How to pause responses
To pause EVI’s responses, send a pause_assistant_message, which holds all Assistant messages until a resume_assistant_message is received. When resumed, EVI responds with consideration of any user input received during the pause.
EVI while paused
- Response generation stops: EVI stops the generation and sending of new responses. (assistant_message and audio_output messages will not be received while paused.)
- Tool use is disabled: Any response involving tool use will also be disabled while paused. (tool_call_message, tool_response_message, and tool_error_message messages will not be received while paused.)
- Queued messages sent: Messages and audio queued before the
pause_assistant_message
are still processed and sent. - Continued listening: EVI continues to “listen” and transcribe user input during the pause. Transcription of user audio is saved and are sent to the LLM as User messages.
Charges will continue to accrue while EVI is paused. If you wish to completely pause both input and output you should instead disconnect and resume the chat when ready.
EVI when resumed
When EVI receives a resume_assistant_message
, it generates a response that takes into account all user
input received during the pause.
- Pausing vs. muting: Pausing EVI’s responses is distinct from muting user input. With muted input, EVI does not “hear” the user’s audio and therefore cannot respond to it. While paused, however, EVI continues to process user input and can respond when resumed.

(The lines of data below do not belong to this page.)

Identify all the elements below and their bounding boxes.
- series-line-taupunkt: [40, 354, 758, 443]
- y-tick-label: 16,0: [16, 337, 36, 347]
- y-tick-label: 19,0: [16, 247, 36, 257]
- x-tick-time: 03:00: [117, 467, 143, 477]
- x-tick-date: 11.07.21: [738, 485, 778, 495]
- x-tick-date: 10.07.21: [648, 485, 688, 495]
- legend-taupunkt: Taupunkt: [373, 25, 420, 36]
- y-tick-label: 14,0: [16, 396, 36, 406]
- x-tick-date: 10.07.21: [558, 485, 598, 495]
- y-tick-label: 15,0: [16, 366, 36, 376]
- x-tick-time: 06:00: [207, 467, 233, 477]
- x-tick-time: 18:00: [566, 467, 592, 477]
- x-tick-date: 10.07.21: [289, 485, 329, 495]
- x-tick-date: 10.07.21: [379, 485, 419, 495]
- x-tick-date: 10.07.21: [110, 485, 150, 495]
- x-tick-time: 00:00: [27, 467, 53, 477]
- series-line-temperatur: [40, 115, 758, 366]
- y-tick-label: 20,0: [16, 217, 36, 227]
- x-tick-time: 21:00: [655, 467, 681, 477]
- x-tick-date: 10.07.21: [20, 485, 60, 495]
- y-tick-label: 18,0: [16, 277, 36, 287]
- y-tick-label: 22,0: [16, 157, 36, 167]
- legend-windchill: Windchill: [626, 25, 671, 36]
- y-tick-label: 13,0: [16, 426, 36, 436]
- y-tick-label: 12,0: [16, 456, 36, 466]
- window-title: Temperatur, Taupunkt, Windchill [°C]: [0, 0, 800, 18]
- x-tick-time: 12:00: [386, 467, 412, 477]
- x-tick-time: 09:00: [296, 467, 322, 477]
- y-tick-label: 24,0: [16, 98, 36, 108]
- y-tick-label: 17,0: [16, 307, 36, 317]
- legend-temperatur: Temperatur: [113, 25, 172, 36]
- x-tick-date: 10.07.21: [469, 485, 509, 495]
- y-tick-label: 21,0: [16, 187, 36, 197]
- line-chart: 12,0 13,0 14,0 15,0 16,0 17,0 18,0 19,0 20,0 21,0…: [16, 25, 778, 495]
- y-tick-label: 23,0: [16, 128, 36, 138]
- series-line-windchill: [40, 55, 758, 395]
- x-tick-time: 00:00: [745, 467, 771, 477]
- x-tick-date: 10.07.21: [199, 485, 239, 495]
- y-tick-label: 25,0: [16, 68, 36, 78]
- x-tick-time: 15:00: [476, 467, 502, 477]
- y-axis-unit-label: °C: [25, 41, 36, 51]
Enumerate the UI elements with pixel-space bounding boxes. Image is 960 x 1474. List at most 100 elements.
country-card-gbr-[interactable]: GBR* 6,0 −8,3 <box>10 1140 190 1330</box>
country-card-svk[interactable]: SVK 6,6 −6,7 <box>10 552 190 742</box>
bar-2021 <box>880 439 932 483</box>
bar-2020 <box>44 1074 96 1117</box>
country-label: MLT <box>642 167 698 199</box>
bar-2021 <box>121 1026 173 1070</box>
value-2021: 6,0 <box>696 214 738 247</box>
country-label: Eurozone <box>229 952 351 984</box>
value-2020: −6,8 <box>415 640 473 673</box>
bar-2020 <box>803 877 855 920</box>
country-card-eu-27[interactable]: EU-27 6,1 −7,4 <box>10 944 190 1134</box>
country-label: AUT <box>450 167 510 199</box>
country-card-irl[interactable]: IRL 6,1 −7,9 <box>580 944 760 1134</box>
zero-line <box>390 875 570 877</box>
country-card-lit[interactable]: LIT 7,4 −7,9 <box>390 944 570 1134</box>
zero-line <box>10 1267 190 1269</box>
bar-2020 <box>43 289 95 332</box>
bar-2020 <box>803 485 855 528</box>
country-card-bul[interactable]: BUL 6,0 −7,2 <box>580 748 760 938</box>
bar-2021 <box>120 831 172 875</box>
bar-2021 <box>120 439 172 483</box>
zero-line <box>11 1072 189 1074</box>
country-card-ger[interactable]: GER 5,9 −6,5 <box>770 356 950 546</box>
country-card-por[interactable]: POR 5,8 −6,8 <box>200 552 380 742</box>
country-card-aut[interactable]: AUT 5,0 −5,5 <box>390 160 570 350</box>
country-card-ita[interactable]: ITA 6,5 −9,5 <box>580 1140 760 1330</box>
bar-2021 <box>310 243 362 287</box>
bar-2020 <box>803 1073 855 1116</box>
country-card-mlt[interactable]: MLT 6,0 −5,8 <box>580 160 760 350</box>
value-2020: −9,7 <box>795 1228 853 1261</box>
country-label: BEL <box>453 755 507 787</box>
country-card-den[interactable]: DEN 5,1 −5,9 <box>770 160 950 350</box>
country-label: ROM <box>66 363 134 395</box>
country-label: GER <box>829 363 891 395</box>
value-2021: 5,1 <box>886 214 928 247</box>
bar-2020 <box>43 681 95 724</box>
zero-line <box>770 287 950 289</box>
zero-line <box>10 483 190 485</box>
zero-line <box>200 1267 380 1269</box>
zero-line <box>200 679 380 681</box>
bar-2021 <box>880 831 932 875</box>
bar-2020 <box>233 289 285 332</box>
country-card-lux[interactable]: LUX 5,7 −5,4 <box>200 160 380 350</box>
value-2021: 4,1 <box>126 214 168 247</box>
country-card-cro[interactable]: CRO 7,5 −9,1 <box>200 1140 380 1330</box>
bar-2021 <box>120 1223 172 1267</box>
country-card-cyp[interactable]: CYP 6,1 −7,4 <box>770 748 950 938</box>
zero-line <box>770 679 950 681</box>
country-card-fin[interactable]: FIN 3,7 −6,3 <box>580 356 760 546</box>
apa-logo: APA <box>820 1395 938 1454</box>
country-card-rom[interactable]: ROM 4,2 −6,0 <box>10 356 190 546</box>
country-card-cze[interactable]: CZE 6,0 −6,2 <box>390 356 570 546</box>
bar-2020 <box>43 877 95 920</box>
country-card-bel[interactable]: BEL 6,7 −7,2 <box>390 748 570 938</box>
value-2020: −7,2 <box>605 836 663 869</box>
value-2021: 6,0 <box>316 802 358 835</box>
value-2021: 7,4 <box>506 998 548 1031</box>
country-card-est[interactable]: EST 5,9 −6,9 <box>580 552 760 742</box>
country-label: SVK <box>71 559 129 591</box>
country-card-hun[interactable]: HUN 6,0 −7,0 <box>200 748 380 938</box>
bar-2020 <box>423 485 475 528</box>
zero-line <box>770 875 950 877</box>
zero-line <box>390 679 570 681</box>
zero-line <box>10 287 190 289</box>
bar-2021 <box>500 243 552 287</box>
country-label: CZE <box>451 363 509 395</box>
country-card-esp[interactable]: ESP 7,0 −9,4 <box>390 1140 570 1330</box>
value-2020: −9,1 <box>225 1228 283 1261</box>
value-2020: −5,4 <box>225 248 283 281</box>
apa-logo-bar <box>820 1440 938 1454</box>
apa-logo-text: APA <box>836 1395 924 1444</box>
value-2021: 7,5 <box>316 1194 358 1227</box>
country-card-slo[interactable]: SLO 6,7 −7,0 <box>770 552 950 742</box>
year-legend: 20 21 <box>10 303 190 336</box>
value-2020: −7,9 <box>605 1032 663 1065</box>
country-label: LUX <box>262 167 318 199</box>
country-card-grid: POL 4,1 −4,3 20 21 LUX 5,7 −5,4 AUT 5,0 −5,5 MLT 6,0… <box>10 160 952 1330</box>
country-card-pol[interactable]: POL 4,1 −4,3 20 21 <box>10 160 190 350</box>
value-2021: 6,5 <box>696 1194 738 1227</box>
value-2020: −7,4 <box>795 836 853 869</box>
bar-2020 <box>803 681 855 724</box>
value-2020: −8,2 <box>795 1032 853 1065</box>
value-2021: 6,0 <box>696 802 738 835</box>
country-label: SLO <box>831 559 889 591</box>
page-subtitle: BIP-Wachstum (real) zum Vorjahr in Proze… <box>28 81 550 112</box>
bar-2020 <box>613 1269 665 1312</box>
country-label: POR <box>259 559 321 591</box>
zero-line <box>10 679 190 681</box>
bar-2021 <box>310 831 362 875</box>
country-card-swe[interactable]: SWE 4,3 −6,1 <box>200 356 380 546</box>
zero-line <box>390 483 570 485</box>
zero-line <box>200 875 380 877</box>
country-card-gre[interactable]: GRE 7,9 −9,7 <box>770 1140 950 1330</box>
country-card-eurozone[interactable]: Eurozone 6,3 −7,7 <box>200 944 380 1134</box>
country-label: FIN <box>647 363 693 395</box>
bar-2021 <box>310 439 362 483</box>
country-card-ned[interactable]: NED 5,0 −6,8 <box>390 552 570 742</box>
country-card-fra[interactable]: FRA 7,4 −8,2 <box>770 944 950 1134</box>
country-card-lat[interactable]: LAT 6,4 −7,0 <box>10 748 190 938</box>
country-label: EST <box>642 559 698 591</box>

- Response to paused input: Upon resuming, EVI may respond to multiple points or questions raised during the pause. However, by default, EVI prioritizes the latest user input rather than attempting to address all earlier points. For instance, if the user asks two questions while EVI is paused, EVI will generally respond to the second question, unless instructed to address each item.
Resuming chats
The resumability feature allows you to reconnect to an ongoing chat session, preserving all prior conversation context. This is especially useful in cases of unexpected network failures or when a user wishes to pick up the conversation at a later time, enabling continuity without losing progress.
Implementing resumability
See steps below for how to resume a chat:
-
Establish initial connection: Make the initial handshake request to establish the WebSocket connection. Upon successful connection, you will receive a ChatMetadata message:
Chat metadata -
Store the ChatGroup reference: Save the chat_group_id from the
ChatMetadata
message for future use. -
Resume chat: To resume a chat, include the stored
chat_group_id
in the resumed_chat_group_id query parameter of subsequent handshake requests.When resuming a chat, you can specify a different EVI configuration than the one used in the previous session. However, changing the system prompt or supplemental LLM may result in unexpected behavior from EVI.
Additionally, if data retention is disabled, the ability to resume chats will not be supported.